Apple has informed employees that its retail stores in the US will remain closed until at least ‘early May’. 

In a memo sent to staff, obtained by Bloomberg, Apple's retail chief Deirdre O'Brien said the company is "continuing to monitor local conditions for every Apple facility on a daily basis" and that the company will make “reopening decisions on the basis of thorough, thoughtful reviews and the latest guidance from local governments and public health experts.”

O’Brien advised staff that the company anticipates that “flexible work arrangements will remain in place for all offices, and all retail stores will remain closed, until early May.” 

She added that the company is “working on options to make sure parents have the support and the flexibility to adjust their schedules as needed,” noting that Apple is aware “many parents are balancing homeschooling with working” and is encouraging employees to be open with management about their challenges.

Opening times

Apple shuttered all of its retail outlets outside of Greater China on March 14 in a bid to help prevent the further spread of the coronavirus around the world.
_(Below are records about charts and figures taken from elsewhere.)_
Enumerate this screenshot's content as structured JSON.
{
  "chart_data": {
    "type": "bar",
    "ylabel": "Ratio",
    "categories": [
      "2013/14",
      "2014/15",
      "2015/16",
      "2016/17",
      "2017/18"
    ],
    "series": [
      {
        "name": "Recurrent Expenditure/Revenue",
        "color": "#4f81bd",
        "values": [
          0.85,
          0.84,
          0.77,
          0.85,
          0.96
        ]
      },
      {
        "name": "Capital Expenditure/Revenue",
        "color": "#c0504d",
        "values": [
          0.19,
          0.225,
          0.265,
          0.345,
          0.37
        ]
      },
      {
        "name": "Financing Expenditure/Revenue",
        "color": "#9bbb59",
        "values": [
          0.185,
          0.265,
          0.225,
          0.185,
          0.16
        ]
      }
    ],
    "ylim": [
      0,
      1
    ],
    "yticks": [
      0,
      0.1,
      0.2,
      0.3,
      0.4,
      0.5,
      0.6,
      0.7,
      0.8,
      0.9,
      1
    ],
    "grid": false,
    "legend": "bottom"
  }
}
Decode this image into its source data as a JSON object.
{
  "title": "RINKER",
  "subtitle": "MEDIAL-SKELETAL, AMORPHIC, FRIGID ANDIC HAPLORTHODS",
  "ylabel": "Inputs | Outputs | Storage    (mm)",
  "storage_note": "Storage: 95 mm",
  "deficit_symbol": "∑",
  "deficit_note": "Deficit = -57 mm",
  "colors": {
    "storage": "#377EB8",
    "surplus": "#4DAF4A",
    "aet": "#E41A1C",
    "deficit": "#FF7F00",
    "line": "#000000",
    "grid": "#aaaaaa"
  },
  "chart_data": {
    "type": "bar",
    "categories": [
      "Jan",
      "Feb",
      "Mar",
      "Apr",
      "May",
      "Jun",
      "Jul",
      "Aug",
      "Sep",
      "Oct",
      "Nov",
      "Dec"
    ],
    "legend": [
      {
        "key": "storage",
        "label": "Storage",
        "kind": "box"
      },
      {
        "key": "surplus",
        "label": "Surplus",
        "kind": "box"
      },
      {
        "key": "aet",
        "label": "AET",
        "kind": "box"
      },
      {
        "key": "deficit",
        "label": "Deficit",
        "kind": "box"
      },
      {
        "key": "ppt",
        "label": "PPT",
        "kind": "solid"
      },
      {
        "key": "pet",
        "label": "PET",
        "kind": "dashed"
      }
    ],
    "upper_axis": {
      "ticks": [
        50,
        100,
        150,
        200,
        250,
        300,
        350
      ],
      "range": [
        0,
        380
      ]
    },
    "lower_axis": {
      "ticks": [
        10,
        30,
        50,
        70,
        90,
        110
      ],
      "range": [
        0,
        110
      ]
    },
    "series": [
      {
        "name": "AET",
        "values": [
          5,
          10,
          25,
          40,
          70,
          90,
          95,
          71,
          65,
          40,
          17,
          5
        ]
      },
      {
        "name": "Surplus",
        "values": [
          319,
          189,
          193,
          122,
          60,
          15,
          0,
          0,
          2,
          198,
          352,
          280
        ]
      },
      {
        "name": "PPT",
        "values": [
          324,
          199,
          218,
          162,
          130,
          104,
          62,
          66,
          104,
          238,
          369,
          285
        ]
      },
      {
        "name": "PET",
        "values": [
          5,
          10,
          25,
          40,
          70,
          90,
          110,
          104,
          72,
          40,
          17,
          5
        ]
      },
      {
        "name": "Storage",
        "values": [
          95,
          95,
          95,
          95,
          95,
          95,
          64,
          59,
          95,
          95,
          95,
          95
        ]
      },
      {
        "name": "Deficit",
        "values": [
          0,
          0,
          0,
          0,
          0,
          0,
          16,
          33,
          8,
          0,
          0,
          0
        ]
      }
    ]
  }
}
Though at the time it said it planned to re-open stores on March 27, it later that month updated its guidance to show that retail locations would remain closed “until further notice”.

As per Bloomberg’s report, O’Brien last week told staff that some stores outside of the US could open as early as the first half of April. 

Closing retail locations and letting all staff work remotely aren’t the only steps Apple is taking to get a handle on the COVID-19 pandemic. Last month, for example, the company announced that WWDC 2020 would be a digital-only event, with in-person presentations to be replaced with online livestreams

It’s also being speculated that the launch of the iPhone 12, the company’s first 5G smartphone, could be pushed back due to complications caused by the coronavirus outbreak.

According to reports, Apple can’t send its American executives over to China to approve the handset’s final design, which means that the company could already be two months behind its usual schedule. 

The company is also said to be concerned that the current situation will lower consumers' appetite to upgrade their phones, which could lead to disappointing sales for its first 5G device.